I have a group of awesome friends and one of my favorite things about them is that we all love to cook. With the New Year and increasingly crazy schedules and tight budgets, we decided to start a supper club of sorts. Once a month, we get together and somebody teaches us how to make one of their signature dishes and everybody brings complimentary side dishes. I claimed the month of February because of Mardi Gras and my love for New Orleans food. Together we made my red beans and rice and a King cake and we munched on Cajun spiced deviled eggs, crab dip, pralines and all sorts of other goodies.

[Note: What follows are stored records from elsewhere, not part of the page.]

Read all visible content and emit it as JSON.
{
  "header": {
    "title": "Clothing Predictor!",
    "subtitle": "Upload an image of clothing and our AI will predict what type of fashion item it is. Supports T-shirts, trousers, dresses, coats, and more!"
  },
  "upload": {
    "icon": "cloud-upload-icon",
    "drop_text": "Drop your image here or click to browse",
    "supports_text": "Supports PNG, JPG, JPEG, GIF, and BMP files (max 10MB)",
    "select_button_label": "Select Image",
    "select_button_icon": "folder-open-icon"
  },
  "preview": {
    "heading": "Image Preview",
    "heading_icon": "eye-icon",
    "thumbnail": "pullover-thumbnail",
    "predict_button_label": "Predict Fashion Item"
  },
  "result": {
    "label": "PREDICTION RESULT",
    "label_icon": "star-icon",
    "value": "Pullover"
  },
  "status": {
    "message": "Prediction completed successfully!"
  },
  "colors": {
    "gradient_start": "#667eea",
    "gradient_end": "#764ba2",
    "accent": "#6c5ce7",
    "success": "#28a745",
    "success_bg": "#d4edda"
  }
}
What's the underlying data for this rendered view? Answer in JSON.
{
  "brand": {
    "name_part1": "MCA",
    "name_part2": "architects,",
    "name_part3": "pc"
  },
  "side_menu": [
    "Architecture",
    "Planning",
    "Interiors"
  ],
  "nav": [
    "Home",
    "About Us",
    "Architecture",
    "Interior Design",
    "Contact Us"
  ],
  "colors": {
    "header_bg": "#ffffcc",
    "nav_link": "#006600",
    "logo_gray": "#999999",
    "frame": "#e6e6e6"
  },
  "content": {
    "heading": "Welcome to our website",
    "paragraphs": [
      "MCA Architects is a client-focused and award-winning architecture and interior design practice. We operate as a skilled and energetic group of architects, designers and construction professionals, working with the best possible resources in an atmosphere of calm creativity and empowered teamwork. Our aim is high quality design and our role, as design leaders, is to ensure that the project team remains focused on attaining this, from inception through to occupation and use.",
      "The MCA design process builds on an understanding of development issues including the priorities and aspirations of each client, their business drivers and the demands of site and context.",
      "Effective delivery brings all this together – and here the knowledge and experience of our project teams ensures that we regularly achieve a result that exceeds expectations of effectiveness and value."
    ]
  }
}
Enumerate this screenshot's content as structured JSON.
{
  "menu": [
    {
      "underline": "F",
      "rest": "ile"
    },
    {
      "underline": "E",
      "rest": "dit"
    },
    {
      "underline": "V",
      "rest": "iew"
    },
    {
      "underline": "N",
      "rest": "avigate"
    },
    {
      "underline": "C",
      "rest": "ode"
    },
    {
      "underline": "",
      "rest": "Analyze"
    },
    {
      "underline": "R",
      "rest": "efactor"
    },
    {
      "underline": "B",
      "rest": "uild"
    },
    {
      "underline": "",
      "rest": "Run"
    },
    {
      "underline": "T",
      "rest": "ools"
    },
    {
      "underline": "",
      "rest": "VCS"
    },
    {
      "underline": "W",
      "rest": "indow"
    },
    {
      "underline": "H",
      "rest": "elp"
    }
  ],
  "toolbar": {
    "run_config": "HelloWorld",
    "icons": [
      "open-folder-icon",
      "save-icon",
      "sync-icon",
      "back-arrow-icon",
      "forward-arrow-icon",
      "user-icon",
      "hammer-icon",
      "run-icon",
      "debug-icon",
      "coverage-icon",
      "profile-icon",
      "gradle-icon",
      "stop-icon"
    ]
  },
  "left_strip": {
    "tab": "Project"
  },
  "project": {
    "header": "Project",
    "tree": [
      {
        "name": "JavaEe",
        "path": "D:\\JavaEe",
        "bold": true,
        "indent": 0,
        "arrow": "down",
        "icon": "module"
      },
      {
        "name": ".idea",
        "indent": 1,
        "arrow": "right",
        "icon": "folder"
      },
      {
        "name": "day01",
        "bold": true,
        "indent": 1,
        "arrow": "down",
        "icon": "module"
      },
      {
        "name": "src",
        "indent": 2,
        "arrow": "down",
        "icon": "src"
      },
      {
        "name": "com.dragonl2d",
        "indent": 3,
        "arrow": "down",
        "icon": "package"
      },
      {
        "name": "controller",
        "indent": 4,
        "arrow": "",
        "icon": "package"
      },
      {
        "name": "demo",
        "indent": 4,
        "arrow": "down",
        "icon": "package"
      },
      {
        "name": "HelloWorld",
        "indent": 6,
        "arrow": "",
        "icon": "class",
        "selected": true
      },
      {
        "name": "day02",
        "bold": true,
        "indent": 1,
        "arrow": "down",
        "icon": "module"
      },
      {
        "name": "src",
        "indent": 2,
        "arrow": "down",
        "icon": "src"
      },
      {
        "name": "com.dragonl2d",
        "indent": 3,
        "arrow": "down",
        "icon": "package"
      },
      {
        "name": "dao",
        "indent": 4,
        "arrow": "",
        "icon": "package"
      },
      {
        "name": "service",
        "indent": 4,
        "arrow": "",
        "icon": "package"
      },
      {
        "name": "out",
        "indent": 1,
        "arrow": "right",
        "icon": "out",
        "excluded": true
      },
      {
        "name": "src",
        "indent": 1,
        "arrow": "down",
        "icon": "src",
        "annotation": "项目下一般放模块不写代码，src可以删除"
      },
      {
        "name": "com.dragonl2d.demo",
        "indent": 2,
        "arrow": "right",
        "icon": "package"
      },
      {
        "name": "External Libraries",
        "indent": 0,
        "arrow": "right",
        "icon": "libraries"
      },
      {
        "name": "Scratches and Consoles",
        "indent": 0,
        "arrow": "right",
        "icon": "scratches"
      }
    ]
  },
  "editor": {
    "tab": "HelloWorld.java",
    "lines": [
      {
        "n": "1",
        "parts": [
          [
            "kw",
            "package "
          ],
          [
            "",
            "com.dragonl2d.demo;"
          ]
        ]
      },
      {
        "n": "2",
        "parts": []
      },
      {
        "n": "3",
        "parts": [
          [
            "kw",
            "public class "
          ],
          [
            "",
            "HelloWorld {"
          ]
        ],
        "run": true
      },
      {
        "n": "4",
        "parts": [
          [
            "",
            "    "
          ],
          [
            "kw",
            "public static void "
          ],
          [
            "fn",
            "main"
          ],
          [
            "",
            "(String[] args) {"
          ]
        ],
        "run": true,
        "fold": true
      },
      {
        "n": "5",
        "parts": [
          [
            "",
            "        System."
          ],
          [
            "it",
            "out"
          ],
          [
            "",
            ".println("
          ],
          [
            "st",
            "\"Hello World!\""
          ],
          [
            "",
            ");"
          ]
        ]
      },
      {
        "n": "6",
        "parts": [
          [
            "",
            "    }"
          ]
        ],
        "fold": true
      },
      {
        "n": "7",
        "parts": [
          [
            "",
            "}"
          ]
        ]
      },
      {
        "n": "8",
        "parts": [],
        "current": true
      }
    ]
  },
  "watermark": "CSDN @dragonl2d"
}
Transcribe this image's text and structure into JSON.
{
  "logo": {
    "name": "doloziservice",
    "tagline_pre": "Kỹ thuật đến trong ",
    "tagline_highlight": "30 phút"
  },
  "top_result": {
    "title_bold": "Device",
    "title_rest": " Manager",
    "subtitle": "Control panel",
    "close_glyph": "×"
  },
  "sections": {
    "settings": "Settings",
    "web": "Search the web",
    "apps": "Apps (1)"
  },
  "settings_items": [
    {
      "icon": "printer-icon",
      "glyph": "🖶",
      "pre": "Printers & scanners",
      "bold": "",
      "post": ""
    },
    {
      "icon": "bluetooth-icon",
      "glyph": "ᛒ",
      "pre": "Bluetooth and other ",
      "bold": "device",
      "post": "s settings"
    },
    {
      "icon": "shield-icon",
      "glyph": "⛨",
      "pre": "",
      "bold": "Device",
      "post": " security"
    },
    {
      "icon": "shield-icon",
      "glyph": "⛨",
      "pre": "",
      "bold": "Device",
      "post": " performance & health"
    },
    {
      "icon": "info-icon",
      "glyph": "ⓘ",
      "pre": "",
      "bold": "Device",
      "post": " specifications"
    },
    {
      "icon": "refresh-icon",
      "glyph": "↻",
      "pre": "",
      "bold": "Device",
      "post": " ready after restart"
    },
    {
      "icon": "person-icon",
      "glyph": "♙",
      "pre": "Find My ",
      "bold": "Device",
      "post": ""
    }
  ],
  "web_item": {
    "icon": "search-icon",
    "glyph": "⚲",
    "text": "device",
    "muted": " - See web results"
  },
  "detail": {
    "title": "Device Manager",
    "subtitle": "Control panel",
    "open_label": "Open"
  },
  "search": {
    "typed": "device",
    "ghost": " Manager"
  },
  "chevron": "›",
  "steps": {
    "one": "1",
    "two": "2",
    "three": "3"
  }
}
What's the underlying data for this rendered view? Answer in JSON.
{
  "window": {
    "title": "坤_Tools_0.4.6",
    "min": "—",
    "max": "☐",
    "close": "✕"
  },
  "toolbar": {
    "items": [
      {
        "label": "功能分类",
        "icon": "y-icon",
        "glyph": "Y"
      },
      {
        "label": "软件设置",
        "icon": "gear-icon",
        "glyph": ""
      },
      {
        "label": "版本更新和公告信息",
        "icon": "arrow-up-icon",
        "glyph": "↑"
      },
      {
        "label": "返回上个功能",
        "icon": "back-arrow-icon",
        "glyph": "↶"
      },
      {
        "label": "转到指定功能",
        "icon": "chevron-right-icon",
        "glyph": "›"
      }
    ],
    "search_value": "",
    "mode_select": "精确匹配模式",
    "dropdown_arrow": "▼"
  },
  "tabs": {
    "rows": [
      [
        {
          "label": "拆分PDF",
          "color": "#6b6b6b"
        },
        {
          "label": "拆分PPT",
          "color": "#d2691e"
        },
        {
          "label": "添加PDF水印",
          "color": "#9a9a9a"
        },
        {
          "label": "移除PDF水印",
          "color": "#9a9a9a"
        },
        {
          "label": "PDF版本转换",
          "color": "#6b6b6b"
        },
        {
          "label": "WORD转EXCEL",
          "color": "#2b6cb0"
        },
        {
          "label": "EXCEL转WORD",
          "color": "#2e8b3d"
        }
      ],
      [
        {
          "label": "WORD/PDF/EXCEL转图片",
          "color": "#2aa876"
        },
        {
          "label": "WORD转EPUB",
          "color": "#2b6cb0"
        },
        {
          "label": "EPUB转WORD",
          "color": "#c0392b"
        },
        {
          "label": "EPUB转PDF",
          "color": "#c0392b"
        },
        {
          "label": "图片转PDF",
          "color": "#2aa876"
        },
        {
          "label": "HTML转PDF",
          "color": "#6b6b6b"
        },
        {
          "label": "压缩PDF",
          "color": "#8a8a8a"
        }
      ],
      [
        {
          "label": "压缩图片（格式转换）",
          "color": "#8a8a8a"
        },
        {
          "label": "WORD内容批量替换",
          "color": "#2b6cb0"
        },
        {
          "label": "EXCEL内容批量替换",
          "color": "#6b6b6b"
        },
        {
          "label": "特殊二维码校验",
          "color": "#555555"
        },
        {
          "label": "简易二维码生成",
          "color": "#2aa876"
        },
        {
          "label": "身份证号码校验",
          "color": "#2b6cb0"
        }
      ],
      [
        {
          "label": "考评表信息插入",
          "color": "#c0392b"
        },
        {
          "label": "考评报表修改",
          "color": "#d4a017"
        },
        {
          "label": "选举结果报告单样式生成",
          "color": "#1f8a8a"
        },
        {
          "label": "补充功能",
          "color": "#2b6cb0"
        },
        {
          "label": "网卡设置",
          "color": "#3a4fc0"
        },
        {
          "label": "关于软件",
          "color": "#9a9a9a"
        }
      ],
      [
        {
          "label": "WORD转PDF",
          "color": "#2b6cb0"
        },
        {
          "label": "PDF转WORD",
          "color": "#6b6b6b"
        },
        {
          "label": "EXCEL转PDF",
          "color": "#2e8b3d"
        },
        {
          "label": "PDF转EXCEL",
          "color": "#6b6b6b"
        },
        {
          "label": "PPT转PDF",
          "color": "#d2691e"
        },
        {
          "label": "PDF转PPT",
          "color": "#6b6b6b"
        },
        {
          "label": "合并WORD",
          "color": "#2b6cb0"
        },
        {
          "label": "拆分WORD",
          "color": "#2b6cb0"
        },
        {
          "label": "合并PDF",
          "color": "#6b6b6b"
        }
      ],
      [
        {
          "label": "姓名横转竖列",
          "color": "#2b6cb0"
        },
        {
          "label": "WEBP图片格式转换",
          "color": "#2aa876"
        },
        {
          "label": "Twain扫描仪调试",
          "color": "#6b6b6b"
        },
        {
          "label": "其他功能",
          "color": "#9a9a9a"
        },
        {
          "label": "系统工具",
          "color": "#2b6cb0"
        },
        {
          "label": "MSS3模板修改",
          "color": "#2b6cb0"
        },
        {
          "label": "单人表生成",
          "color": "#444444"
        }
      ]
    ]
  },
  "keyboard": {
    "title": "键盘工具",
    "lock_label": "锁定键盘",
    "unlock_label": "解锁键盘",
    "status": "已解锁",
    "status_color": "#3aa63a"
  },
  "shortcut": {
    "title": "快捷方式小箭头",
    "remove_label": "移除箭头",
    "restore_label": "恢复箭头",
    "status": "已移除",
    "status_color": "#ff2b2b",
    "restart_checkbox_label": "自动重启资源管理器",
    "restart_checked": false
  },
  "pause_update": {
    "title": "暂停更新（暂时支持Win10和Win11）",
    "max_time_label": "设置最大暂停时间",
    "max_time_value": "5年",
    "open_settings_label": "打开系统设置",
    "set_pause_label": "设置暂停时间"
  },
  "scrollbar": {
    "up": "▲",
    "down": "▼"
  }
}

Traditionally red beans are made with andouille sausage but as a vegetarian with mostly vegetarian friends, I obviously leave the meat out. Instead I substitute one of my favorite secret ingredients: liquid smoke. It costs a whopping $2.50 at my grocery store (next to the BBQ sauce and marinades, if you’re interested) and lasts forever. It adds a little bit of oomph to dishes that usually include sausage or bacon. Can’t find it or a little afraid? Feel free to leave it out, but you’re missing out on something. As for the beans themselves, this is a recipe where you’ll really want to start with dry. You’ll end up with a really tasty dish that’s fat and cholesterol free. Not a bad way to celebrate a holiday that’s normally associated with indulgence.
Red Beans and Rice
- 1/2 pound dried red beans, picked through
- 1 onion, diced
- 2 stalks celery, diced
- 4 cloves garlic, minced
- 1 tbsp Cajun seasoning (I like Tony Chachere’s)
- 1 tbsp liquid smoke (optional)
- 1 green bell pepper, diced
- salt to taste
- 4 cups cooked rice (brown or white!)
- Tabasco (optional)
In a large pot, cover beans with an inch of water. Bring to a simmer, cover and let cook for 30 minutes, adding water if needed. Once beans start to soften, add onions, celery, garlic, Cajun seasoning and liquid smoke. Cover and simmer until beans are soft, another 30 minutes or so. Remove cover, add bell pepper, and continue simmering uncovered. Periodically stir the beans, mushing them against the sides of the pot with the spoon until the mixture is thick and stew like, then adjust salt to taste. Serve over with rice with Tabasco on the side. Serves 4 to 6.